The following characteristics, knowledge and experiences in addition to those required by all trustees, are essential for the role of treasurer:
a good understanding of financial management and accounting
strong business and financial acumen
Working knowledge of Quickbooks
What’s in it for you
For the past 7 years we have had the benefit of a professional accountant as our trustee treasurer. This has brought incredible benefits to our small charity by improving our financial skillset and advice. The knowledge an accountant can bring to the trustees table improves the efficiency of meetings and enables informed financial decisions to be taken quickly. As a small charity this is important as all the trustees give their time voluntarily and time saved enables the team to concentrate on other agenda items.
In 2019 For-ethiopia invited representatives from small Ethiopian Charities based in the UK to form an Ethiopian specific network called “Small but Significant”. There are currently 8 small charities who liaise together sharing knowledge and updated information from Ethiopia. This collaboration extends our networking potential and has opened up opportunities previously unknown to us.
Being part of our team will give you valuable insight into how a small charity operates and the impact small but appropriate development projects can have on a specific region. We are members of SWIDN (South West International Development Network), and as such have access to their wide range of resources, further training opportunities and networking within the sector. As a trustee you are eligible to attend any of the events organised by SWIDN.
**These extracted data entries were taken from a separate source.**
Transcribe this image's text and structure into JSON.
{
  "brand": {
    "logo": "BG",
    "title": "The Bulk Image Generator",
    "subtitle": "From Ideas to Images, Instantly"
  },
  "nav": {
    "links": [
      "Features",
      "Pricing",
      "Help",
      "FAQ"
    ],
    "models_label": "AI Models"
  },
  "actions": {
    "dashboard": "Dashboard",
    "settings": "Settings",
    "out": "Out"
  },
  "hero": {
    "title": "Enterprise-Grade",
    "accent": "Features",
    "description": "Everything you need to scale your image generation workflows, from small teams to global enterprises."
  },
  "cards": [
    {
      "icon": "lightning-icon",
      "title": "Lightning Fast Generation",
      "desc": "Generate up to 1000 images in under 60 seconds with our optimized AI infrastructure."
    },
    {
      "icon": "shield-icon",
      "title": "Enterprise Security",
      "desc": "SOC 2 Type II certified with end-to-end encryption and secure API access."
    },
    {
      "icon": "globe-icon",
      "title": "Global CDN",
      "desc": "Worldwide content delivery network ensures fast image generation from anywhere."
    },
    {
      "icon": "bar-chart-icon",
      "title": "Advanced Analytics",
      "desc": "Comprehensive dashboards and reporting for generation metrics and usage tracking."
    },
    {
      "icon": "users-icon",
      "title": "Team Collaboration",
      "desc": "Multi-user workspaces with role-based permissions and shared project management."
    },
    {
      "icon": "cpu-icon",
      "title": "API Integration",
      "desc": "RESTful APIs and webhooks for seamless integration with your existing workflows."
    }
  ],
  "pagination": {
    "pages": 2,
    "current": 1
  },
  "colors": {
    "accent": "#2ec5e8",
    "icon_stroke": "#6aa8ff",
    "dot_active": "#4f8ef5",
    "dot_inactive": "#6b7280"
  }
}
Over the past 18 years we have worked in water, health and education, before focusing on education.
Water: Reduced the time needed to travel for water from 2 hours to 15 minutes for over 40,000 people due to the provision of wells. Latrines were provided for schools improving hygiene and safety.
Health: The region (110,000 people) had no doctor until 2023. We were delighted to be able to improve the maternity unit to the standard required for an obstetrician to be employed.. Our mothers and babies first initiative has increased the The numbers of women now seeking medical care during pregnancy and labour has increased from 40% to 60%, and solar fridges have removed vaccine wastage.
Education: Our area of expertise is education. Initial support was focused on equipment provision such as tables, chairs, books, bookshelves etc. As our partnership with the community has developed we have been able to focus the resources on the biggest needs, namely access to education for impoverished children and girls at secondary school age.
We achieve this through our girls education centre providing scholarships for secondary school girls from remote rural areas. Of the 100 girls who have gone through the scholarship scheme so far, 60 have gone on to further education. All of them would not have been able to attend the four years of high school without the scholarship. We also focus on giving dignity back to impoverished children and children living with a disability. Period poverty is endemic, we have given out 1550 reusable period packs to girls across the region and provided menstrual health training in schools.